Examples: Stanley Park Brewing (Turning Point… yup, they’re a two-fer), Cariboo (Pacific Western), Shaftebury (Sapporo)
Better: Place names
Naming your brewery after the location it is (actually) in is not a bad plan. Many breweries are so named, in fact. The trick is to try and be as specific as possible, because eventually another brewery will open up, and suddenly that Google search for “Vancouver Brewery” turns up a dozen other breweries in addition to your own. Just be sure to draw the line somewhere, though, as “534 Cambie Street, Second Floor Brewing Company” doesn’t have a great ring to it–try “Crosstown Brewing” instead. (Sidenote: Anyone? That’s an awesome building just begging for a nano, and it’s for lease!)
Examples (bad to good): Vancouver Island, Whistler, Powell Street, Yaletown, Townsite
Better still: Named after the brewer
This creates a nice connection between the public and the brewery, unless your name is Smith. There’s something neat about waltzing up to a beer fest booth labeled “Jim’s Brewery” and discovering that you are, in fact, talking to Jim himself.
Examples: Hoyne, Phillips, Russell, R & B
I would be remiss, though, in not pointing out a minor issue with three of these names:
- Russell is named after founder/brewmaster Mark Russell and his brother Peter who, sadly, is are longer affiliated with the brewery that still bears their name.
- R&B’s Rick Dellow and Barry Benson, though, can still be found down on 54 East 4th street, but R&B has to be about the worst e-name for a business ever. It’s almost impossible to search for in any online database, and all these fun new apps for rating beer (think ratebeer.com or untappd) have to be specifically updated to support the & in the middle, and even then it’s often easier to just search for Red Devil Ale to find their brewery.
- Hoyne Brewing, named after owner/brewer Sean Hoyne is better, but there is a chance for some confusion since Sean isn’t the only brewer in the Hoyne family. Most recently, brother Paul Hoyne was the brewmaster over at Lighthouse so there isn’t much risk of this right now, but if he were to strike out on his own life could get interesting.
Best: Uncommon or made-up terms
These are probably the best type of name for your new company. Uncommon or completely made-up terms are easily trademark-able, and provide unique search results for potential consumers. This is by far the largest category of brewery names in BC. As a side note, I don’t mean breweries with common, single-word phrases for names. Those are bad, folks:
Bad: Bridge, Ridge, Cannery, Tree, Wolf, Canoe, Swan’s, Storm
If you really want to have a generic term in your brewery name, try slapping a adjective in front of it.

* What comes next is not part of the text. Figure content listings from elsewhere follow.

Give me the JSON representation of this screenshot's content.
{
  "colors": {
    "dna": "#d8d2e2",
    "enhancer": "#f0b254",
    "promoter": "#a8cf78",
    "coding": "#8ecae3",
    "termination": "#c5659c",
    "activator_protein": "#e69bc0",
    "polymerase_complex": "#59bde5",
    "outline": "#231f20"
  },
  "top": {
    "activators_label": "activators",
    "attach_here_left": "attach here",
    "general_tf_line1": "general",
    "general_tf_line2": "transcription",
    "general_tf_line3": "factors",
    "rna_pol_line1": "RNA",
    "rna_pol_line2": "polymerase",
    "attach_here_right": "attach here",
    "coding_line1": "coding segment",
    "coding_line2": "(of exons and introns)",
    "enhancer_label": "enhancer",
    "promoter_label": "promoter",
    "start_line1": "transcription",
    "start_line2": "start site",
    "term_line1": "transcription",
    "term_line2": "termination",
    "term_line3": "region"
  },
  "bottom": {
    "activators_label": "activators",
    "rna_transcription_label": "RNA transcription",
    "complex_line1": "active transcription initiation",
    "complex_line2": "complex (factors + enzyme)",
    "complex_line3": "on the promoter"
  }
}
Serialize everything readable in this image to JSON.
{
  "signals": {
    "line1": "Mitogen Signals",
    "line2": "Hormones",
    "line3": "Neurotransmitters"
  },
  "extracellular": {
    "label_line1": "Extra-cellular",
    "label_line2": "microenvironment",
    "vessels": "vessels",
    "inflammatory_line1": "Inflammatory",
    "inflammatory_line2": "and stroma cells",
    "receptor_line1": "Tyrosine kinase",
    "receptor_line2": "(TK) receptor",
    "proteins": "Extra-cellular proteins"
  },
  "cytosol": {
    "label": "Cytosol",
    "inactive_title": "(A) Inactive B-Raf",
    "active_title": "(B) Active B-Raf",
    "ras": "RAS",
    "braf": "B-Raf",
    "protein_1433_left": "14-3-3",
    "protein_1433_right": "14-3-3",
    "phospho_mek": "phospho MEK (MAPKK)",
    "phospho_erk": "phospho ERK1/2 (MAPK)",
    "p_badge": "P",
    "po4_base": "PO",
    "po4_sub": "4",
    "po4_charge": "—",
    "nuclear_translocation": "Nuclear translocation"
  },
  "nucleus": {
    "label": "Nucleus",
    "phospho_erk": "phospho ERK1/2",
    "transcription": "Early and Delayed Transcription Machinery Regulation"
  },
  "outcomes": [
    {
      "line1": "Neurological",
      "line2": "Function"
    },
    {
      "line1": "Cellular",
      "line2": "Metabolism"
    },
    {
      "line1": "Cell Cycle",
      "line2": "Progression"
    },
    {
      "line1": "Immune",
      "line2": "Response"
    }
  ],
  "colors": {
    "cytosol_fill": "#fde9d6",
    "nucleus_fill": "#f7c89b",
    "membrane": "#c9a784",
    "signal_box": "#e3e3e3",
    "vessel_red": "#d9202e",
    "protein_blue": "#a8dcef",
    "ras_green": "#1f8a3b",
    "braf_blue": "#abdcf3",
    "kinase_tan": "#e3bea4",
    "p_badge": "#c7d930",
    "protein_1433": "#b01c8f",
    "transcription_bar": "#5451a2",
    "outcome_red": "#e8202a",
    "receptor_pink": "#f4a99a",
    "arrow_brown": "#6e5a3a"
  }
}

Truck Brewing is a terrible name, but Red Truck is less so. Think of all the other breweries that used this tactic:
Good: Big Ridge, Big River, Dead Frog, Noble Pig, Okanagan Spring, Red Truck, Tin Whistle, Steel Toad
Either that or pick a less common noun. “Bridge” or “Tree” are common, every day nouns, but when was the last time you used “Driftwood” in a conversation that wasn’t about beer. Again, while “Driftwood” isn’t awful, it could be a lot better. Here are some from okay to great.
Better: Driftwood, Wheelhouse, Crannog, Brassneck
Lastly, after you’ve picked a few good naming candidates, make sure to take 5 minutes and perform both a Canadian Intellectual Property Office Trademark Database Search and US Patent and Trademark Office Search.
Even if you have no plans to expand into the US, that other brewery down south might not feel the same way about Canada. A bit of effort here to pick a unique name (and register it) could avoid you a potential host of problems down the road.